Correlation Between Fifth Third and Estee Lauder
Can any of the company-specific risk be diversified away by investing in both Fifth Third and Estee Lauder at the same time? Although using a correlation coefficient on its own may not help to predict future stock returns, this module helps to understand the diversifiable risk of combining Fifth Third and Estee Lauder into the same portfolio, which is an essential part of the fundamental portfolio management process.
By analyzing existing cross correlation between Fifth Third Bancorp and Estee Lauder Companies, you can compare the effects of market volatilities on Fifth Third and Estee Lauder and check how they will diversify away market risk if combined in the same portfolio for a given time horizon. You can also utilize pair trading strategies of matching a long position in Fifth Third with a short position of Estee Lauder. Check out your portfolio center. Please also check ongoing floating volatility patterns of Fifth Third and Estee Lauder.
Diversification Opportunities for Fifth Third and Estee Lauder
-0.31 | Correlation Coefficient |
Very good diversification
The 3 months correlation between Fifth and Estee is -0.31. Overlapping area represents the amount of risk that can be diversified away by holding Fifth Third Bancorp and Estee Lauder Companies in the same portfolio, assuming nothing else is changed. The correlation between historical prices or returns on Estee Lauder Companies and Fifth Third is a relative statistical measure of the degree to which these equity instruments tend to move together. The correlation coefficient measures the extent to which returns on Fifth Third Bancorp are associated (or correlated) with Estee Lauder. Values of the correlation coefficient range from -1 to +1, where. The correlation of zero (0) is possible when the price movement of Estee Lauder Companies has no effect on the direction of Fifth Third i.e., Fifth Third and Estee Lauder go up and down completely randomly.

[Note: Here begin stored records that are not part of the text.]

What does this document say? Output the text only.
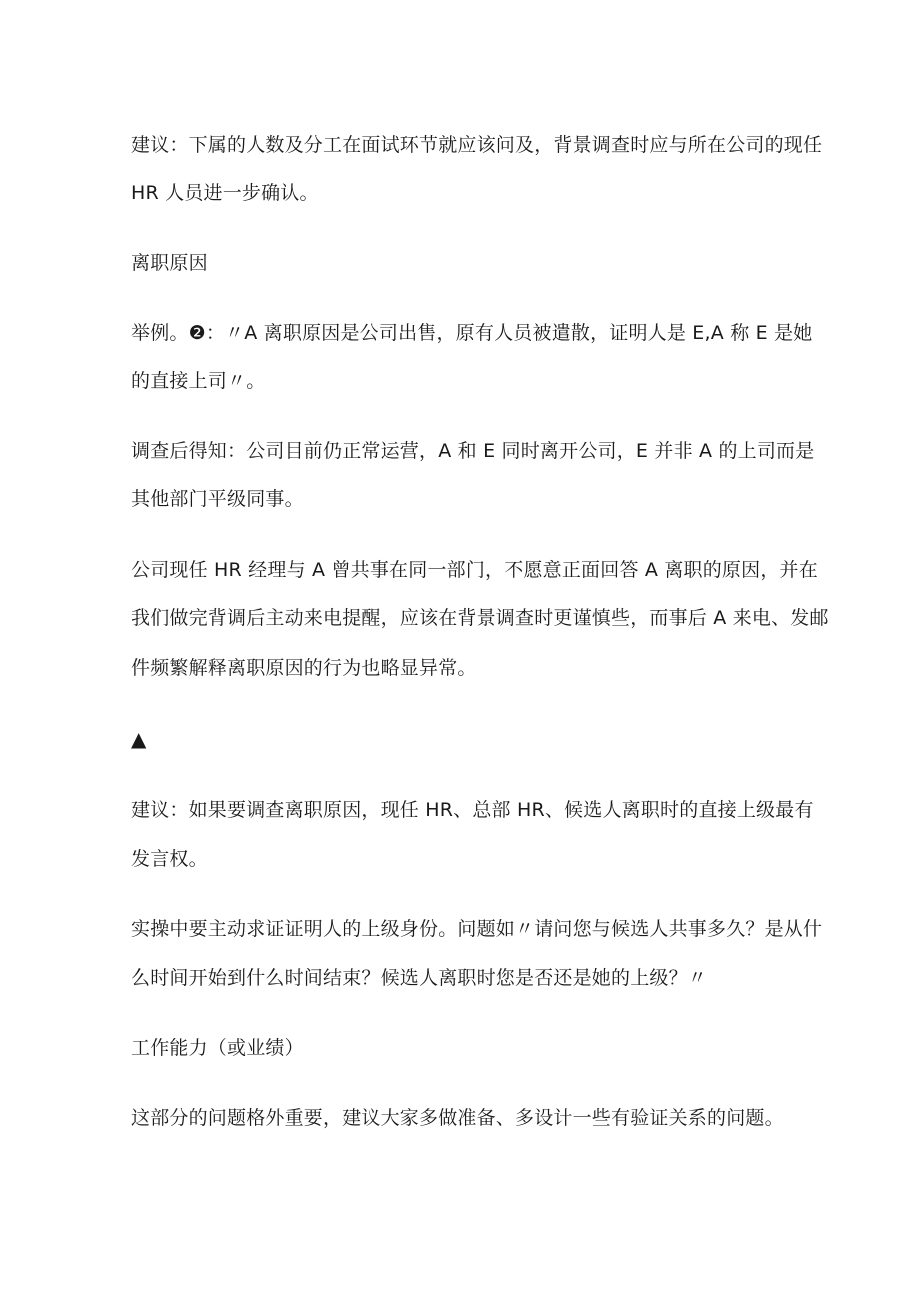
建议：下属的人数及分工在面试环节就应该问及，背景调查时应与所在公司的现任
HR 人员进一步确认。
离职原因
举例。❷：〃A 离职原因是公司出售，原有人员被遣散，证明人是 E,A 称 E 是她
的直接上司〃。
调查后得知：公司目前仍正常运营，A 和 E 同时离开公司，E 并非 A 的上司而是
其他部门平级同事。
公司现任 HR 经理与 A 曾共事在同一部门，不愿意正面回答 A 离职的原因，并在
我们做完背调后主动来电提醒，应该在背景调查时更谨慎些，而事后 A 来电、发邮
件频繁解释离职原因的行为也略显异常。
▲
建议：如果要调查离职原因，现任 HR、总部 HR、候选人离职时的直接上级最有
发言权。
实操中要主动求证证明人的上级身份。问题如〃请问您与候选人共事多久？是从什
么时间开始到什么时间结束？候选人离职时您是否还是她的上级？〃
工作能力（或业绩）
这部分的问题格外重要，建议大家多做准备、多设计一些有验证关系的问题。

Pair Corralation between Fifth Third and Estee Lauder
Given the investment horizon of 90 days Fifth Third Bancorp is expected to generate 0.63 times more return on investment than Estee Lauder. However, Fifth Third Bancorp is 1.6 times less risky than Estee Lauder. It trades about 0.11 of its potential returns per unit of risk. Estee Lauder Companies is currently generating about -0.08 per unit of risk. If you would invest 2,604 in Fifth Third Bancorp on August 10, 2024 and sell it today you would earn a total of 1,989 from holding Fifth Third Bancorp or generate 76.38% return on investment over 90 days.

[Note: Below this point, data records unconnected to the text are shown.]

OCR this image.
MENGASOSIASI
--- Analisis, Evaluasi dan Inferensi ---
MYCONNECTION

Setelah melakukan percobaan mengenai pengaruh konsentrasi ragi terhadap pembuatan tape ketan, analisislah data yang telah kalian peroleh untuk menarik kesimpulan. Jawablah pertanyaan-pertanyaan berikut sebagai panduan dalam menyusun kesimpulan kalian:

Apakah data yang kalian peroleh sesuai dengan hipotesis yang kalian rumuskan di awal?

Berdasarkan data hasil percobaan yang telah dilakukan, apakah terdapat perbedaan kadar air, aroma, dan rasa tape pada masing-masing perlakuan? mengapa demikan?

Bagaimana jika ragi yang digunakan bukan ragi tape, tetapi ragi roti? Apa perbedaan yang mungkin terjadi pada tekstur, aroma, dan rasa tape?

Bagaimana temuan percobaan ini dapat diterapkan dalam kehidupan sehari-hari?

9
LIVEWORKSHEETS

Time Period | 3 Months [change] |
Direction | Moves Against |
Strength | Insignificant |
Accuracy | 100.0% |
Values | Daily Returns |
Fifth Third Bancorp vs. Estee Lauder Companies
Performance |
Timeline |
Fifth Third Bancorp |
Estee Lauder Companies |
Fifth Third and Estee Lauder Volatility Contrast
Predicted Return Density |
Returns |
Pair Trading with Fifth Third and Estee Lauder
The main advantage of trading using opposite Fifth Third and Estee Lauder positions is that it hedges away some unsystematic risk. Because of two separate transactions, even if Fifth Third position performs unexpectedly, Estee Lauder can make up some of the losses. Pair trading also minimizes risk from directional movements in the market. For example, if an entire industry or sector drops because of unexpected headlines, the short position in Estee Lauder will offset losses from the drop in Estee Lauder's long position.Fifth Third vs. KeyCorp | Fifth Third vs. Regions Financial | Fifth Third vs. Zions Bancorporation | Fifth Third vs. Huntington Bancshares Incorporated |
Estee Lauder vs. Merck Company | Estee Lauder vs. LiCycle Holdings Corp | Estee Lauder vs. Alcoa Corp | Estee Lauder vs. Constellium Nv |
Check out your portfolio center.Note that this page's information should be used as a complementary analysis to find the right mix of equity instruments to add to your existing portfolios or create a brand new portfolio. You can also try the Price Exposure Probability module to analyze equity upside and downside potential for a given time horizon across multiple markets.